When three physicists first discovered through their calculations that a decaying atom moving through the vacuum experiences a friction-like force, they were highly suspicious. The results seemed to go against the laws of physics: The vacuum, by definition, is completely empty space and does not exert friction on objects within it. Further, if true, the results would contradict the principle of relativity, since they would imply that observers in two different reference frames would see the atom moving at different speeds (most observers would see the atom slow down due to friction, but an observer moving with the atom would not).

Writing in Physical Review Letters, physicists Matthias Sonnleitner, Nils Trautmann, and Stephen M. Barnett at the University of Glasgow knew something must be wrong, but at first they weren't sure what.

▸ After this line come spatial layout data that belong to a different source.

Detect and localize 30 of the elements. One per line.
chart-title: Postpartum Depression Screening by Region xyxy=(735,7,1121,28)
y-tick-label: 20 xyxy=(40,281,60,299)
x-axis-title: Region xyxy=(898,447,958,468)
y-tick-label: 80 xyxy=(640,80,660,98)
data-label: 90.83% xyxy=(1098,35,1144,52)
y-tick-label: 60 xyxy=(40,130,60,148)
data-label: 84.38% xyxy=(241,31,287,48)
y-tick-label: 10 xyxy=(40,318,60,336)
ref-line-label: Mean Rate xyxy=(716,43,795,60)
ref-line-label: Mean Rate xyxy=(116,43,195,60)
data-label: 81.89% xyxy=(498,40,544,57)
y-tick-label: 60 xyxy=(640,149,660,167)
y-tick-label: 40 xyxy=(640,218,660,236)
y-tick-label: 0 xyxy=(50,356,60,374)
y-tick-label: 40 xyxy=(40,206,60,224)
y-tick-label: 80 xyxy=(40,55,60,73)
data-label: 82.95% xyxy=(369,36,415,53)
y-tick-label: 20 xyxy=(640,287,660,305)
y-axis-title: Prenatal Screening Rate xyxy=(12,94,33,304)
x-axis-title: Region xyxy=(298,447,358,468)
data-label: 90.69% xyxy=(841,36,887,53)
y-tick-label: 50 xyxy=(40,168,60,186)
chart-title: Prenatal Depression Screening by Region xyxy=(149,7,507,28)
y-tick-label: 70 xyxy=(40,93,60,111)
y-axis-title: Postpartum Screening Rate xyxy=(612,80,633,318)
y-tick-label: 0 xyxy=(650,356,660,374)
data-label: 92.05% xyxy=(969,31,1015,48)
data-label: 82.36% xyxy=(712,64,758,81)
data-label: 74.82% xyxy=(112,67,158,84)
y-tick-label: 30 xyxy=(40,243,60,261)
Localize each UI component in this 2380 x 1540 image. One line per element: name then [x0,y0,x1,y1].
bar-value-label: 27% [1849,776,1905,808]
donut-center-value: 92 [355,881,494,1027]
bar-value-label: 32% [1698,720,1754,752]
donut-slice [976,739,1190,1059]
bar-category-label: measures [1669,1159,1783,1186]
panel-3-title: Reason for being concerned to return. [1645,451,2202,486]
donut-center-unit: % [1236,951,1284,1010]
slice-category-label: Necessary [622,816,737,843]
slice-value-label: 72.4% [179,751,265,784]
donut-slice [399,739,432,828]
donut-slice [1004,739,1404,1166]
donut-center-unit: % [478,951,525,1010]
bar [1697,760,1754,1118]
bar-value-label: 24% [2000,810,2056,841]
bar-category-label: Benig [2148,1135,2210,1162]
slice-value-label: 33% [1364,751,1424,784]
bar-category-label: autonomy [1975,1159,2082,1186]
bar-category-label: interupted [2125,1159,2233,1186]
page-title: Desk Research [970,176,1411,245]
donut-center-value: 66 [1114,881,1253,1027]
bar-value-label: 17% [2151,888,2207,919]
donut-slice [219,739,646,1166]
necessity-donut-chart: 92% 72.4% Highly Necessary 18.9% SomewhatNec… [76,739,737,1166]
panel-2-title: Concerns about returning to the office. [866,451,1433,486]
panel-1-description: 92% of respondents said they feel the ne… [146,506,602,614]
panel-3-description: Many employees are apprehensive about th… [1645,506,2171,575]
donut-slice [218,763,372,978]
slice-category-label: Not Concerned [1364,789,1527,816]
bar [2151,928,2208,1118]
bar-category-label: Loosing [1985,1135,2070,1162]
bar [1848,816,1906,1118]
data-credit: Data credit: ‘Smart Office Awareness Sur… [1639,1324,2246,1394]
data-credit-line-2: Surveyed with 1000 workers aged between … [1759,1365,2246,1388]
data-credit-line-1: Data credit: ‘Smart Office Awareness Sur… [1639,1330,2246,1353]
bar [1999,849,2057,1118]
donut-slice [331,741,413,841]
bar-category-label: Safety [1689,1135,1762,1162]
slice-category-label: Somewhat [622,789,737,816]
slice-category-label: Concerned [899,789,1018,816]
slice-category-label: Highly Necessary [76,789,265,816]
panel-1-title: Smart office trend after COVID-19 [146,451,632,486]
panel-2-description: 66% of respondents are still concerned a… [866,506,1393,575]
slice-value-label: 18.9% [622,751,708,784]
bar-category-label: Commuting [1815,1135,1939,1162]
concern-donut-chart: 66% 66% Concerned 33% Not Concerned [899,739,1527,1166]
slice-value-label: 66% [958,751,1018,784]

"We spent ages searching for the mistake in the calculation and spent even more time exploring other strange effects until we found this (rather simple) solution," Sonnleitner told Phys.org.

The physicists eventually realized that the missing puzzle piece was a tiny bit of extra mass called the "mass defect"—an amount so tiny that it has never been measured in this context. This is the mass in Einstein's famous equation E = mc2, which describes the amount of energy required to break up the nucleus of an atom into its protons and neutrons. This energy, called the "internal binding energy," is regularly accounted for in nuclear physics, which deals with larger binding energies, but is typically considered negligible in the context of atom optics (the field here) because of the much lower energies.

This subtle but important detail allowed the researchers to paint a very different picture of what was going on. As a decaying atom moves through the vacuum, it really does experience some kind of force resembling friction. But a true friction force would cause the atom to slow down, and this is not what's happening.